For each read (with redundancy), get the OTU corresponding: deunique.seqs()?

Hello,

My aim is to get a file with: the name of each read and the corresponding OTU it has been clustered in. I want this even for redundant reads, and I want the original name of the reads.

My idea is to use deunique.seqs(fasta=, name=). So I’ve been trying to keep my name file at each step. But at the pre.cluster(fasta=, name=) step I can’t keep it. I’ve seen this issue : How to generate precluster.names file in v1.42.0? · Issue #616 · mothur/mothur · GitHub with the same problem, but no solution to end up with a correct name file. Is it impossible to get a name file after the pre.cluster step ?
If so, is there another way I can achieve my aim ?

Best,
Valentine

Hi,
I am not sure I have the answer. Is not the name of sequences clustering into each OTU found in the list file? To see what is going on in the various steps I find this sop helpful: 454 SOP
Sigmund

Thank you for your answer! The name of sequences and the corresponding OTU is indeed given in the list file but only for the unique sequences (that are chosen after the unique.seqs() and/or pre.cluster() steps).
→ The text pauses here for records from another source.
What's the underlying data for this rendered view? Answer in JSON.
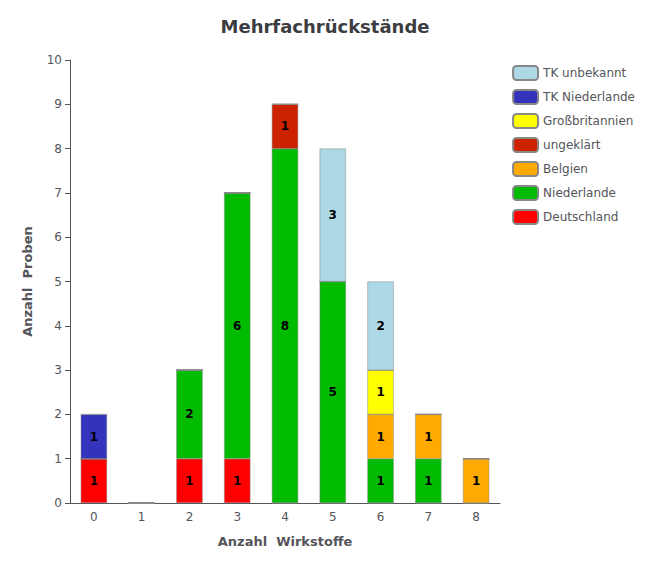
{
  "chart_data": {
    "type": "bar",
    "title": "Mehrfachrückstände",
    "xlabel": "Anzahl  Wirkstoffe",
    "ylabel": "Anzahl  Proben",
    "categories": [
      "0",
      "1",
      "2",
      "3",
      "4",
      "5",
      "6",
      "7",
      "8"
    ],
    "series": [
      {
        "name": "Deutschland",
        "color": "#ff0000",
        "values": [
          1,
          0,
          1,
          1,
          0,
          0,
          0,
          0,
          0
        ]
      },
      {
        "name": "Niederlande",
        "color": "#00bb00",
        "values": [
          0,
          0,
          2,
          6,
          8,
          5,
          1,
          1,
          0
        ]
      },
      {
        "name": "Belgien",
        "color": "#ffaa00",
        "values": [
          0,
          0,
          0,
          0,
          0,
          0,
          1,
          1,
          1
        ]
      },
      {
        "name": "ungeklärt",
        "color": "#cc2200",
        "values": [
          0,
          0,
          0,
          0,
          1,
          0,
          0,
          0,
          0
        ]
      },
      {
        "name": "Großbritannien",
        "color": "#ffff00",
        "values": [
          0,
          0,
          0,
          0,
          0,
          0,
          1,
          0,
          0
        ]
      },
      {
        "name": "TK Niederlande",
        "color": "#3333bb",
        "values": [
          1,
          0,
          0,
          0,
          0,
          0,
          0,
          0,
          0
        ]
      },
      {
        "name": "TK unbekannt",
        "color": "#add8e6",
        "values": [
          0,
          0,
          0,
          0,
          0,
          3,
          2,
          0,
          0
        ]
      }
    ],
    "stacked": true,
    "data_labels": true,
    "ylim": [
      0,
      10
    ],
    "yticks": [
      0,
      1,
      2,
      3,
      4,
      5,
      6,
      7,
      8,
      9,
      10
    ],
    "grid": false,
    "legend": "upper right"
  }
}
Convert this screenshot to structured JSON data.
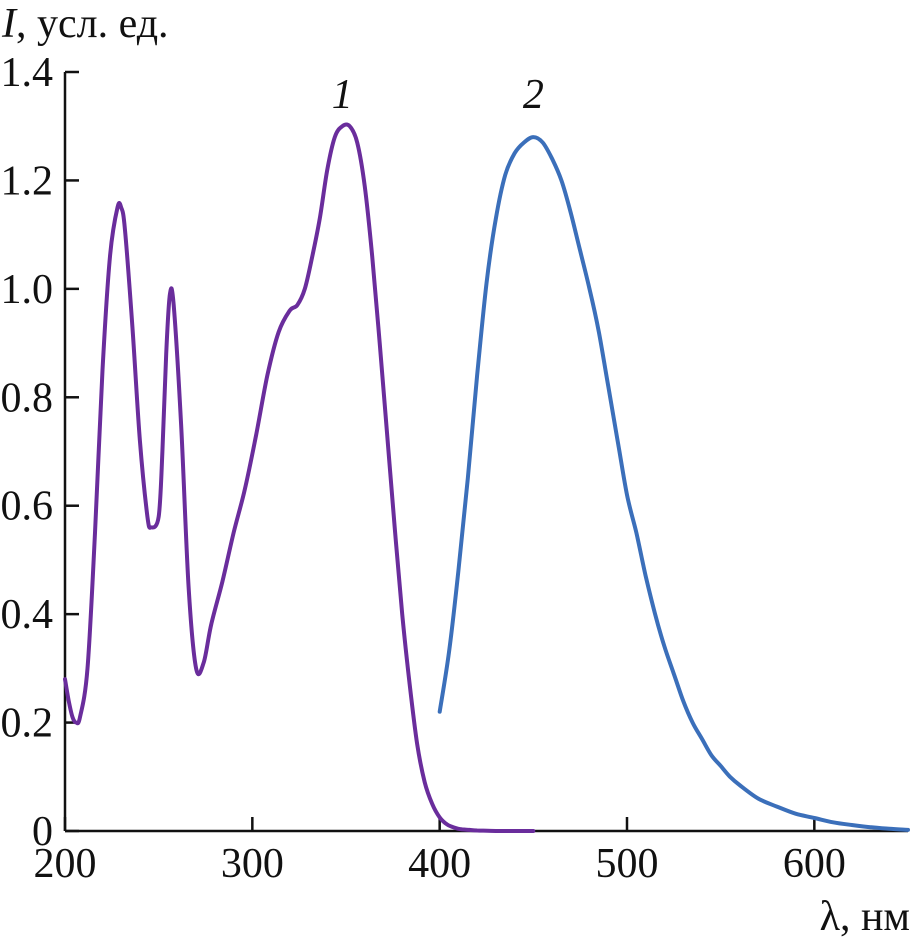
{
  "chart_data": {
    "type": "line",
    "ylabel_symbol": "I",
    "ylabel_units": ", усл. ед.",
    "xlabel_symbol": "λ",
    "xlabel_units": ", нм",
    "xlim": [
      200,
      650
    ],
    "ylim": [
      0,
      1.4
    ],
    "grid": false,
    "xticks": [
      {
        "value": 200,
        "label": "200"
      },
      {
        "value": 300,
        "label": "300"
      },
      {
        "value": 400,
        "label": "400"
      },
      {
        "value": 500,
        "label": "500"
      },
      {
        "value": 600,
        "label": "600"
      }
    ],
    "yticks": [
      {
        "value": 0,
        "label": "0"
      },
      {
        "value": 0.2,
        "label": "0.2"
      },
      {
        "value": 0.4,
        "label": "0.4"
      },
      {
        "value": 0.6,
        "label": "0.6"
      },
      {
        "value": 0.8,
        "label": "0.8"
      },
      {
        "value": 1.0,
        "label": "1.0"
      },
      {
        "value": 1.2,
        "label": "1.2"
      },
      {
        "value": 1.4,
        "label": "1.4"
      }
    ],
    "series": [
      {
        "label": "1",
        "color": "#6a2d9c",
        "label_at": [
          348,
          1.33
        ],
        "x": [
          200,
          202,
          204,
          206,
          208,
          212,
          216,
          220,
          224,
          228,
          230,
          232,
          236,
          240,
          244,
          246,
          250,
          252,
          254,
          256,
          258,
          262,
          266,
          270,
          274,
          278,
          284,
          290,
          296,
          302,
          308,
          314,
          320,
          324,
          328,
          332,
          336,
          340,
          344,
          348,
          352,
          356,
          360,
          364,
          368,
          372,
          376,
          380,
          384,
          388,
          392,
          396,
          400,
          404,
          408,
          412,
          416,
          420,
          430,
          440,
          450
        ],
        "y": [
          0.28,
          0.24,
          0.21,
          0.2,
          0.21,
          0.3,
          0.55,
          0.85,
          1.06,
          1.15,
          1.15,
          1.11,
          0.93,
          0.72,
          0.58,
          0.56,
          0.58,
          0.7,
          0.88,
          0.99,
          0.97,
          0.75,
          0.45,
          0.3,
          0.31,
          0.38,
          0.46,
          0.55,
          0.63,
          0.73,
          0.84,
          0.92,
          0.96,
          0.97,
          1.0,
          1.06,
          1.13,
          1.22,
          1.28,
          1.3,
          1.3,
          1.27,
          1.19,
          1.06,
          0.9,
          0.73,
          0.56,
          0.4,
          0.27,
          0.16,
          0.09,
          0.05,
          0.025,
          0.012,
          0.006,
          0.003,
          0.002,
          0.001,
          0.0,
          0.0,
          0.0
        ]
      },
      {
        "label": "2",
        "color": "#3b6fba",
        "label_at": [
          450,
          1.33
        ],
        "x": [
          400,
          405,
          410,
          415,
          420,
          425,
          430,
          435,
          440,
          445,
          450,
          455,
          460,
          465,
          470,
          475,
          480,
          485,
          490,
          495,
          500,
          505,
          510,
          515,
          520,
          525,
          530,
          535,
          540,
          545,
          550,
          555,
          560,
          570,
          580,
          590,
          600,
          610,
          620,
          630,
          640,
          650
        ],
        "y": [
          0.22,
          0.33,
          0.48,
          0.65,
          0.84,
          1.01,
          1.13,
          1.21,
          1.25,
          1.27,
          1.28,
          1.27,
          1.24,
          1.2,
          1.14,
          1.07,
          1.0,
          0.92,
          0.82,
          0.72,
          0.62,
          0.55,
          0.47,
          0.4,
          0.34,
          0.29,
          0.24,
          0.2,
          0.17,
          0.14,
          0.12,
          0.1,
          0.085,
          0.06,
          0.045,
          0.032,
          0.024,
          0.016,
          0.011,
          0.007,
          0.004,
          0.002
        ]
      }
    ]
  }
}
So my problem is really to get this same information but for all sequences.

Hi,
names for unique sequences; look in the name file created from the command unique.seqs. I find mine there. Probably same if you use a count file.
Sigmund

Indeed, if I manage to keep the name file all along my analysis I’ll be able to find the information I need! That’s what I was trying to do, but at the pre.cluster() step, I’ve only managed to create a count_table file.
And count_table file tells, for each unique sequence, how many other sequences it represents (but without their name unfortunately)…

In our latest releases we have been phasing out the name file. The name file requires more memory and time to run commands when compared to the count file.
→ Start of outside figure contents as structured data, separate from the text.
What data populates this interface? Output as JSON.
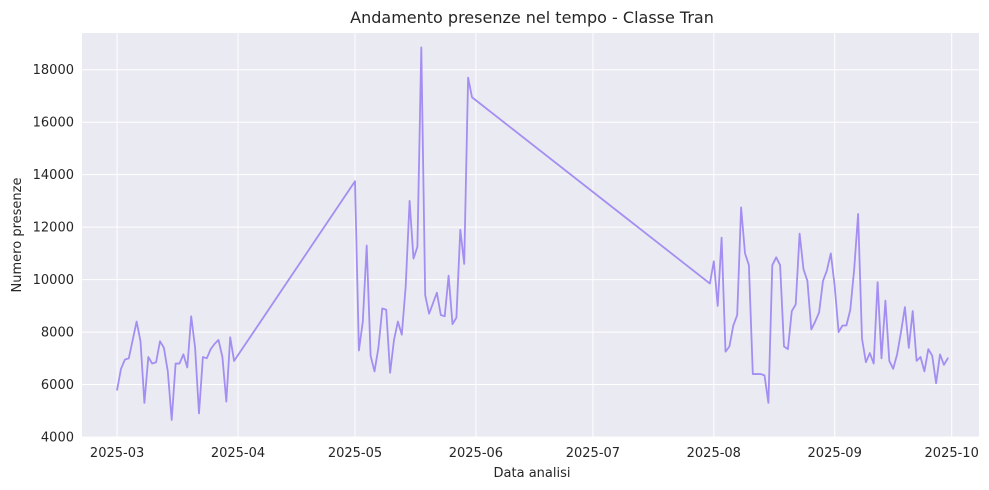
{
  "chart_data": {
    "type": "line",
    "title": "Andamento presenze nel tempo - Classe Tran",
    "xlabel": "Data analisi",
    "ylabel": "Numero presenze",
    "ylim": [
      4000,
      19400
    ],
    "xlim": [
      "2025-02-20",
      "2025-10-08"
    ],
    "grid": true,
    "background": "#eaeaf2",
    "line_color": "#a48ef2",
    "x_ticks": [
      "2025-03",
      "2025-04",
      "2025-05",
      "2025-06",
      "2025-07",
      "2025-08",
      "2025-09",
      "2025-10"
    ],
    "y_ticks": [
      4000,
      6000,
      8000,
      10000,
      12000,
      14000,
      16000,
      18000
    ],
    "series": [
      {
        "x": [
          "2025-03-01",
          "2025-03-02",
          "2025-03-03",
          "2025-03-04",
          "2025-03-05",
          "2025-03-06",
          "2025-03-07",
          "2025-03-08",
          "2025-03-09",
          "2025-03-10",
          "2025-03-11",
          "2025-03-12",
          "2025-03-13",
          "2025-03-14",
          "2025-03-15",
          "2025-03-16",
          "2025-03-17",
          "2025-03-18",
          "2025-03-19",
          "2025-03-20",
          "2025-03-21",
          "2025-03-22",
          "2025-03-23",
          "2025-03-24",
          "2025-03-25",
          "2025-03-26",
          "2025-03-27",
          "2025-03-28",
          "2025-03-29",
          "2025-03-30",
          "2025-03-31",
          "2025-05-01",
          "2025-05-02",
          "2025-05-03",
          "2025-05-04",
          "2025-05-05",
          "2025-05-06",
          "2025-05-07",
          "2025-05-08",
          "2025-05-09",
          "2025-05-10",
          "2025-05-11",
          "2025-05-12",
          "2025-05-13",
          "2025-05-14",
          "2025-05-15",
          "2025-05-16",
          "2025-05-17",
          "2025-05-18",
          "2025-05-19",
          "2025-05-20",
          "2025-05-21",
          "2025-05-22",
          "2025-05-23",
          "2025-05-24",
          "2025-05-25",
          "2025-05-26",
          "2025-05-27",
          "2025-05-28",
          "2025-05-29",
          "2025-05-30",
          "2025-05-31",
          "2025-07-31",
          "2025-08-01",
          "2025-08-02",
          "2025-08-03",
          "2025-08-04",
          "2025-08-05",
          "2025-08-06",
          "2025-08-07",
          "2025-08-08",
          "2025-08-09",
          "2025-08-10",
          "2025-08-11",
          "2025-08-12",
          "2025-08-13",
          "2025-08-14",
          "2025-08-15",
          "2025-08-16",
          "2025-08-17",
          "2025-08-18",
          "2025-08-19",
          "2025-08-20",
          "2025-08-21",
          "2025-08-22",
          "2025-08-23",
          "2025-08-24",
          "2025-08-25",
          "2025-08-26",
          "2025-08-27",
          "2025-08-28",
          "2025-08-29",
          "2025-08-30",
          "2025-08-31",
          "2025-09-01",
          "2025-09-02",
          "2025-09-03",
          "2025-09-04",
          "2025-09-05",
          "2025-09-06",
          "2025-09-07",
          "2025-09-08",
          "2025-09-09",
          "2025-09-10",
          "2025-09-11",
          "2025-09-12",
          "2025-09-13",
          "2025-09-14",
          "2025-09-15",
          "2025-09-16",
          "2025-09-17",
          "2025-09-18",
          "2025-09-19",
          "2025-09-20",
          "2025-09-21",
          "2025-09-22",
          "2025-09-23",
          "2025-09-24",
          "2025-09-25",
          "2025-09-26",
          "2025-09-27",
          "2025-09-28",
          "2025-09-29",
          "2025-09-30"
        ],
        "y": [
          5800,
          6600,
          6950,
          7000,
          7700,
          8400,
          7650,
          5300,
          7050,
          6800,
          6850,
          7650,
          7400,
          6500,
          4650,
          6800,
          6800,
          7150,
          6650,
          8600,
          7400,
          4900,
          7050,
          7000,
          7350,
          7550,
          7700,
          7050,
          5350,
          7800,
          6900,
          13750,
          7300,
          8400,
          11300,
          7100,
          6500,
          7400,
          8900,
          8850,
          6450,
          7700,
          8400,
          7900,
          9750,
          13000,
          10800,
          11250,
          18850,
          9400,
          8700,
          9100,
          9500,
          8650,
          8600,
          10150,
          8300,
          8550,
          11900,
          10600,
          17700,
          16950,
          9850,
          10700,
          9000,
          11600,
          7250,
          7450,
          8250,
          8650,
          12750,
          11000,
          10550,
          6400,
          6400,
          6400,
          6350,
          5300,
          10550,
          10850,
          10550,
          7450,
          7350,
          8800,
          9050,
          11750,
          10400,
          9950,
          8100,
          8400,
          8750,
          9950,
          10350,
          11000,
          9750,
          8000,
          8250,
          8250,
          8850,
          10400,
          12500,
          7750,
          6850,
          7200,
          6800,
          9900,
          7000,
          9200,
          6900,
          6600,
          7150,
          8000,
          8950,
          7400,
          8800,
          6900,
          7050,
          6500,
          7350,
          7100,
          6050,
          7150,
          6750,
          7000
        ]
      }
    ]
  }
}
The pre.cluster command does not output a name file by design. We did this for several reasons, but the primary reason for the change in pre.cluster is the speed and memory constraints caused by the name file.

Ok, thank you for your reply! If there’s another workaround to the OTU correspondance for every reads, I’m very much interested!
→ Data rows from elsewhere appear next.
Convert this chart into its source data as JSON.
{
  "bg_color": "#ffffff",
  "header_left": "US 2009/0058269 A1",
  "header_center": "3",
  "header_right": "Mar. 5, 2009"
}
There’s not a workaround within mothur, but you could script something to extract the data. The first two columns of the *.map files tell you which reads were combined in each sample (all names are the unique names, ie first column in the names file). You can use this information to create a names file for each sample, and then merge those into a complete names file.

1 Like

This topic was automatically closed 10 days after the last reply. New replies are no longer allowed.